Time to start changing things if you don't like the set up.
It doesn't have to be in a controversial or combative way.
Announce this year that you've done presents and explain why like you have on this thread.

At Christmas this year bring up that you quote fancy doing something different next time. Float a few ideas and see how everyone responds.

Goatinthegarden · 16/12/2021 06:48

@OrangeCrunch

I think if everyone can afford it, then yes, it's quite sad.

If it's a system that everyone is happy with however, then it's not a problem, but you and your sister aren't, so....

I actually think it's quite lazy. Even if it's just a token gift (again, if you can afford it) My parents don't buy each other gifts and I hate it. They can afford to, they just can't be bothered. I always end up over compensating with my gifts to them, because I feel bad for them on the day...which I know is nuts! Confused

This is weird to me. DH and I don’t buy each other presents. We can afford to treat ourselves to the things we need want, when we need/want them. We choose things for our home together and use them straight away. I’m particular about the things that I like. If I wanted a coat for example, I will choose one. I wouldn’t want DH to guess at what I might like and spend his money on it. I’m not sad because we don’t secretly buy each other items, wrap them up and hope the other is pleased with it.

We show each other love by listening to one another, doing nice things for one another and going places together and having fun. His time is far more important to me than gifts. I try to show my love for my family and friends by giving my time (we do buy gifts for all the children, despite not having any of our own).

I think if OP and her sister would like presents, then they should exchange them with one another.

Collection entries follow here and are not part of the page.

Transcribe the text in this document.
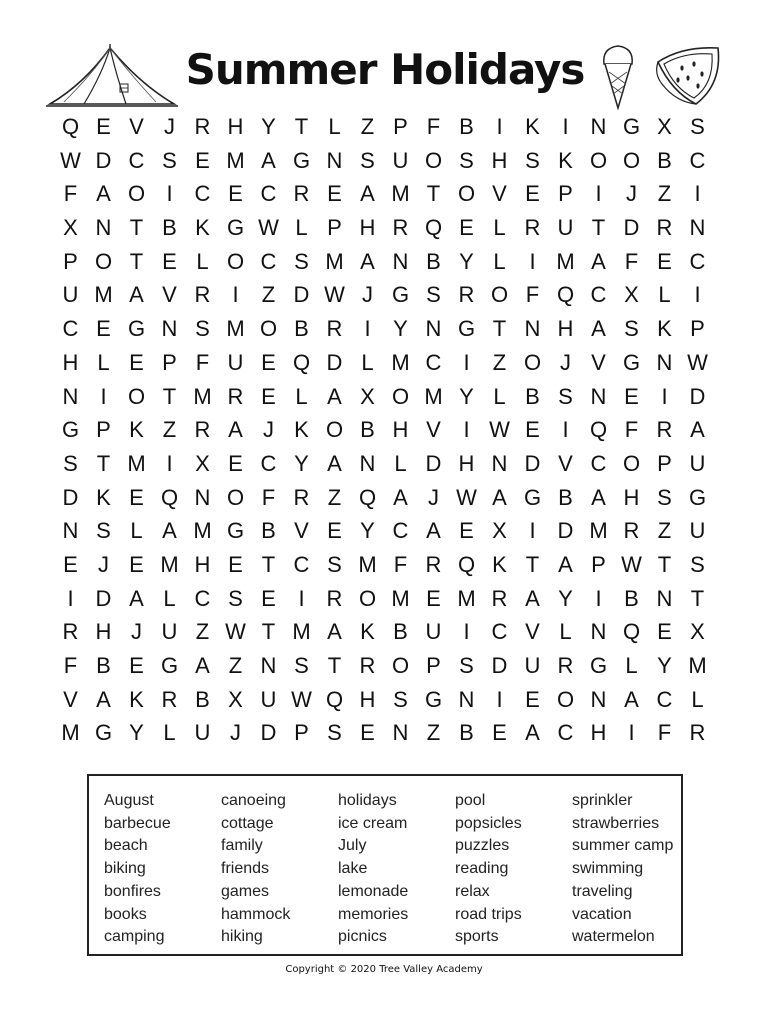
Summer Holidays
Q E V J R H Y T L Z P F B	I	K	I N G X S
W D C S E M A G N S U O S H S K O O B C
F A O I C E C R E A M T O V E P	I	J Z	I
X N T B K G W L P H R Q E L R U T D R N
P O T E L O C S M A N B Y L	I M A F E C
U M A V R	I	Z D W J G S R O F Q C X L	I
C E G N S M O B R	I	Y N G T N H A S K P
H L E P F U E Q D L M C	I	Z O J V G N W
N	I O T M R E L A X O M Y L B S N E	I D
G P K Z R A J K O B H V	I W E	I Q F R A
S T M I	X E C Y A N L D H N D V C O P U
D K E Q N O F R Z Q A J W A G B A H S G
N S L A M G B V E Y C A E X	I D M R Z U
E J E M H E T C S M F R Q K T A P W T S
I D A L C S E	I R O M E M R A Y	I	B N T
R H J U Z W T M A K B U	I C V L N Q E X
F B E G A Z N S T R O P S D U R G L Y M
V A K R B X U W Q H S G N	I	E O N A C L
M G Y L U J D P S E N Z B E A C H	I	F R
August
barbecue
beach
biking
bonfires
books
camping
canoeing
cottage
family
friends
games
hammock
hiking
holidays
ice cream
July
lake
lemonade
memories
picnics
pool
popsicles
puzzles
reading
relax
road trips
sports
sprinkler
strawberries
summer camp
swimming
traveling
vacation
watermelon
Copyright © 2020 Tree Valley Academy
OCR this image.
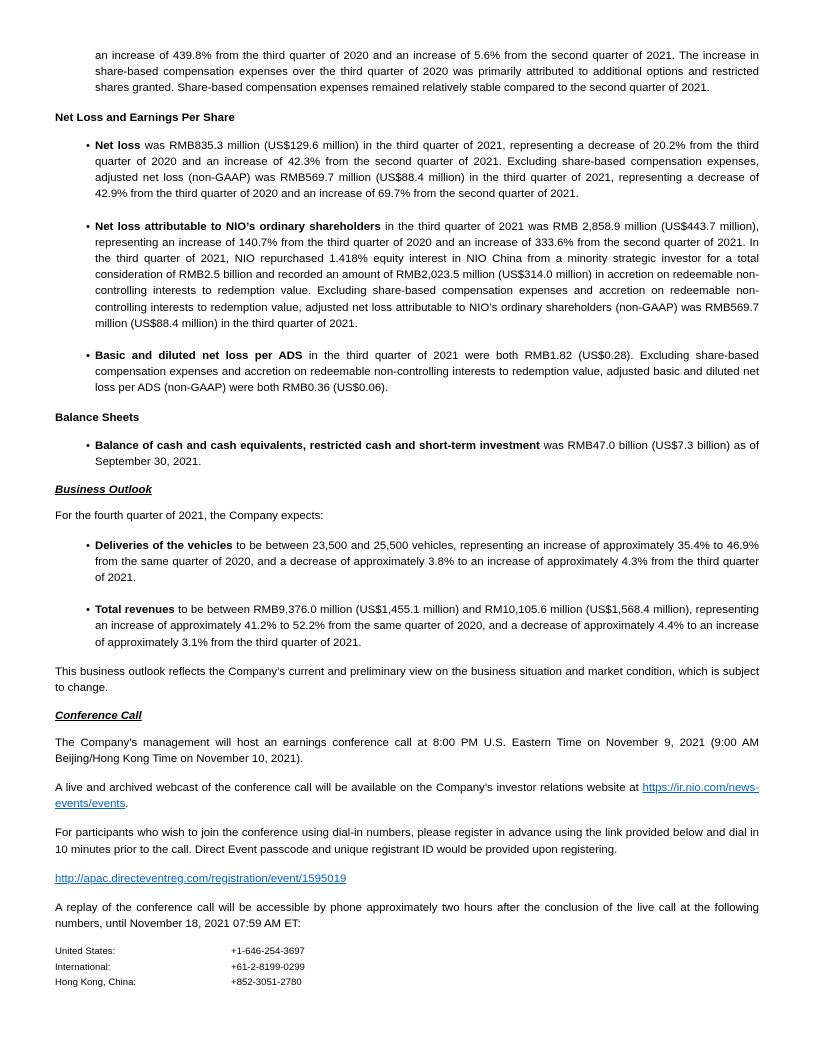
an increase of 439.8% from the third quarter of 2020 and an increase of 5.6% from the second quarter of 2021. The increase in share-based compensation expenses over the third quarter of 2020 was primarily attributed to additional options and restricted shares granted. Share-based compensation expenses remained relatively stable compared to the second quarter of 2021.

Net Loss and Earnings Per Share
• Net loss was RMB835.3 million (US$129.6 million) in the third quarter of 2021, representing a decrease of 20.2% from the third quarter of 2020 and an increase of 42.3% from the second quarter of 2021. Excluding share-based compensation expenses, adjusted net loss (non-GAAP) was RMB569.7 million (US$88.4 million) in the third quarter of 2021, representing a decrease of 42.9% from the third quarter of 2020 and an increase of 69.7% from the second quarter of 2021.
• Net loss attributable to NIO’s ordinary shareholders in the third quarter of 2021 was RMB 2,858.9 million (US$443.7 million), representing an increase of 140.7% from the third quarter of 2020 and an increase of 333.6% from the second quarter of 2021. In the third quarter of 2021, NIO repurchased 1.418% equity interest in NIO China from a minority strategic investor for a total consideration of RMB2.5 billion and recorded an amount of RMB2,023.5 million (US$314.0 million) in accretion on redeemable non-controlling interests to redemption value. Excluding share-based compensation expenses and accretion on redeemable non-controlling interests to redemption value, adjusted net loss attributable to NIO’s ordinary shareholders (non-GAAP) was RMB569.7 million (US$88.4 million) in the third quarter of 2021.
• Basic and diluted net loss per ADS in the third quarter of 2021 were both RMB1.82 (US$0.28). Excluding share-based compensation expenses and accretion on redeemable non-controlling interests to redemption value, adjusted basic and diluted net loss per ADS (non-GAAP) were both RMB0.36 (US$0.06).
Balance Sheets
• Balance of cash and cash equivalents, restricted cash and short-term investment was RMB47.0 billion (US$7.3 billion) as of September 30, 2021.
Business Outlook

For the fourth quarter of 2021, the Company expects:

• Deliveries of the vehicles to be between 23,500 and 25,500 vehicles, representing an increase of approximately 35.4% to 46.9% from the same quarter of 2020, and a decrease of approximately 3.8% to an increase of approximately 4.3% from the third quarter of 2021.
• Total revenues to be between RMB9,376.0 million (US$1,455.1 million) and RM10,105.6 million (US$1,568.4 million), representing an increase of approximately 41.2% to 52.2% from the same quarter of 2020, and a decrease of approximately 4.4% to an increase of approximately 3.1% from the third quarter of 2021.

This business outlook reflects the Company’s current and preliminary view on the business situation and market condition, which is subject to change.

Conference Call

The Company’s management will host an earnings conference call at 8:00 PM U.S. Eastern Time on November 9, 2021 (9:00 AM Beijing/Hong Kong Time on November 10, 2021).

A live and archived webcast of the conference call will be available on the Company’s investor relations website at https://ir.nio.com/news-events/events.

For participants who wish to join the conference using dial-in numbers, please register in advance using the link provided below and dial in 10 minutes prior to the call. Direct Event passcode and unique registrant ID would be provided upon registering.

http://apac.directeventreg.com/registration/event/1595019

A replay of the conference call will be accessible by phone approximately two hours after the conclusion of the live call at the following numbers, until November 18, 2021 07:59 AM ET:

United States:	+1-646-254-3697
International:	+61-2-8199-0299
Hong Kong, China:	+852-3051-2780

XmasSadface · 16/12/2021 06:59

@Goatinthegarden

But he wouldn't need to buy you a coat, he could just buy you a book he has heard about and thought you would really enjoy, or if he has noticed you are running low on your favourite perfume he could get you a set, or if you've expressed an interest in supporting local artists he could get you a ceramic mug, if through lockdown you started really getting into film he could get you a Mubi subscription etc.

To me buying presents isnt about buying tat its about showing you care because you have listened to them, and giving them something they might not have thought to get themselves.

OP posts:
CariadWelshcake · 16/12/2021 07:04

I've just seen in my family group someone has said "so no presents this year?" 🙈

Just say no, I’ve been thinking about this and myself and sister will be buying presents for all of us but no one needs to reciprocate.